Katy-the-Wonder-Dog’s bladder still hasn’t learned to wake up an hour later on Saturday morning to let me sleep in one day a week, but today that was okay. I was trying to sneak out for an early morning writing session at my favorite cafe and was running around the house like a silent thief as I popped my iPad into my purse full of glasses (a pair for reading, a pair for driving, a pair for drawing). And there, as I as ready to sneak out, was Katy, wagging her tail, letting me know she was crossing her legs and that there were deer in the meadow across the way that needed barking at.
I set down my bag and got a good hold on her collar before opening the door and trotting out to her line. Katy wagged her tail when she heard the clicking sound of the clip and looked up at me for a quick neck rub. I petted and rubbed while she wagged and slobbered for a minute, and then I remembered I needed a sketch pad.
“I’ll be back in a few minutes,” I told her and went back into the house, wiping doggie slobber off of what I just realized was my bare leg.

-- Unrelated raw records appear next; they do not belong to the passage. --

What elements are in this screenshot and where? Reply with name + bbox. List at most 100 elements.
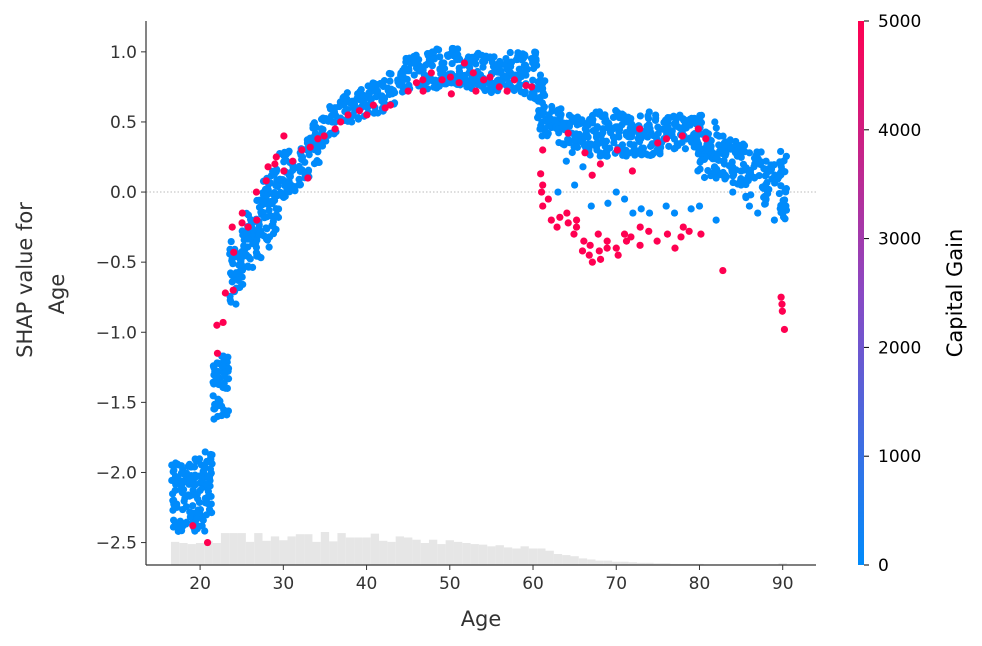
scatter-point [542, 117, 550, 125]
scatter-point [703, 129, 711, 137]
scatter-point [305, 151, 313, 159]
scatter-point [628, 120, 636, 128]
scatter-point [562, 157, 570, 165]
scatter-point [593, 123, 602, 131]
scatter-point [344, 111, 352, 119]
scatter-point [220, 379, 228, 387]
scatter-point [244, 263, 253, 271]
scatter-point [644, 133, 652, 141]
scatter-point [522, 61, 530, 70]
scatter-point [469, 69, 477, 77]
scatter-point [265, 206, 273, 214]
scatter-point [320, 116, 328, 125]
scatter-point [645, 120, 653, 129]
scatter-point [687, 205, 695, 213]
scatter-point [425, 56, 434, 64]
histogram-bar [603, 560, 613, 565]
scatter-point [460, 71, 468, 80]
scatter-point [221, 289, 229, 297]
scatter-point [537, 188, 546, 196]
histogram-bar [562, 555, 571, 565]
histogram-bar [612, 561, 621, 565]
scatter-point [539, 202, 547, 210]
scatter-point [653, 237, 661, 245]
x-axis-ticks: 20 30 40 50 60 70 80 90 [189, 565, 794, 594]
scatter-point [663, 230, 672, 238]
scatter-point [618, 110, 626, 118]
scatter-point [495, 83, 503, 91]
scatter-point [564, 219, 572, 227]
scatter-point [750, 163, 758, 171]
scatter-point [331, 118, 339, 126]
scatter-point [742, 176, 751, 184]
scatter-point [219, 318, 227, 327]
scatter-point [376, 79, 385, 88]
scatter-point [585, 251, 593, 259]
histogram-bar [320, 532, 330, 565]
scatter-point [654, 129, 662, 138]
scatter-point [736, 142, 744, 150]
scatter-point [697, 230, 705, 238]
histogram-bar [662, 563, 671, 565]
scatter-point [270, 196, 279, 204]
scatter-point [286, 173, 294, 181]
scatter-point [185, 460, 194, 468]
scatter-point [177, 462, 185, 470]
scatter-point [237, 261, 245, 269]
histogram-bar [520, 546, 529, 565]
scatter-point [539, 181, 547, 189]
scatter-point [696, 111, 704, 120]
scatter-point [553, 223, 561, 231]
scatter-point [204, 472, 212, 481]
colorbar-tick-label: 3000 [878, 230, 921, 250]
scatter-point [343, 89, 351, 97]
scatter-point [712, 124, 720, 132]
histogram-bar [578, 558, 588, 565]
scatter-point [618, 141, 627, 149]
scatter-point [601, 111, 609, 119]
scatter-point [775, 189, 783, 198]
scatter-point [544, 129, 552, 138]
scatter-point [238, 219, 246, 227]
scatter-point [728, 168, 736, 176]
histogram-bar [204, 540, 213, 565]
y-tick-label: −2.0 [96, 463, 137, 483]
histogram-bar [287, 536, 296, 565]
scatter-point [638, 144, 646, 152]
scatter-point [385, 90, 393, 99]
scatter-point [719, 132, 727, 140]
scatter-point [588, 258, 596, 266]
scatter-point [506, 48, 514, 57]
scatter-point [260, 198, 268, 206]
scatter-point [779, 209, 787, 217]
scatter-point [446, 73, 455, 81]
scatter-point [304, 174, 312, 182]
scatter-point [410, 52, 418, 61]
scatter-point [599, 128, 607, 137]
scatter-point [244, 223, 252, 231]
y-axis-title-line-1: SHAP value for [13, 202, 37, 358]
histogram-bar [503, 547, 513, 565]
scatter-point [169, 523, 178, 531]
scatter-point [212, 374, 220, 383]
scatter-point [745, 202, 754, 210]
histogram-bar [645, 562, 654, 565]
scatter-point [272, 153, 280, 161]
scatter-point [541, 91, 549, 100]
histogram-bar [404, 537, 413, 565]
scatter-point [578, 247, 587, 255]
scatter-point [592, 108, 600, 116]
scatter-point [620, 230, 629, 238]
scatter-point [596, 255, 605, 263]
scatter-point [213, 349, 222, 357]
histogram-bar [637, 562, 646, 565]
scatter-point [207, 455, 215, 464]
histogram-bar [212, 543, 221, 565]
scatter-point [177, 482, 186, 490]
scatter-point [537, 170, 545, 178]
scatter-point [359, 91, 367, 99]
scatter-point [219, 352, 227, 360]
scatter-point [269, 217, 277, 226]
scatter-point [505, 68, 513, 76]
y-axis-title-line-2: Age [45, 274, 69, 315]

I wish I could say this was my first streaking adventure, but when we first moved to Vermont (a full decade before Google Earth came along), we quickly learned to appreciate certain aspects of country life. The solitude. The privacy. The freedom to make a mad dash to the laundry line for the work shirt you forgot to bring in the night before and only remembered after you were “ready” to step in the shower. We’ve even taken advantage of a good rainstorm to get a ‘natural’ shower or two.
The proliferation of the knowledge that “we are being watched” by the tech gods in the sky – all the time – has tempered my high-velocity nudism, but sometimes it’s too easy to bask in convenience and imagined privacy. Sometimes I just want to enjoy the privileges that come with being surrounded by acres of forest. Even if it means risking a broken lense on a satellite camera.
Now,two feet from the door, in the almost-altogether (I’d remembered to pull on my sweats earlier apparently), I raised my eyes to the heavens, silently imploring Google Satellite to stick to its policy of blurring details on the ground in order to spare America the image of an inadvertent exercise privacy run amok.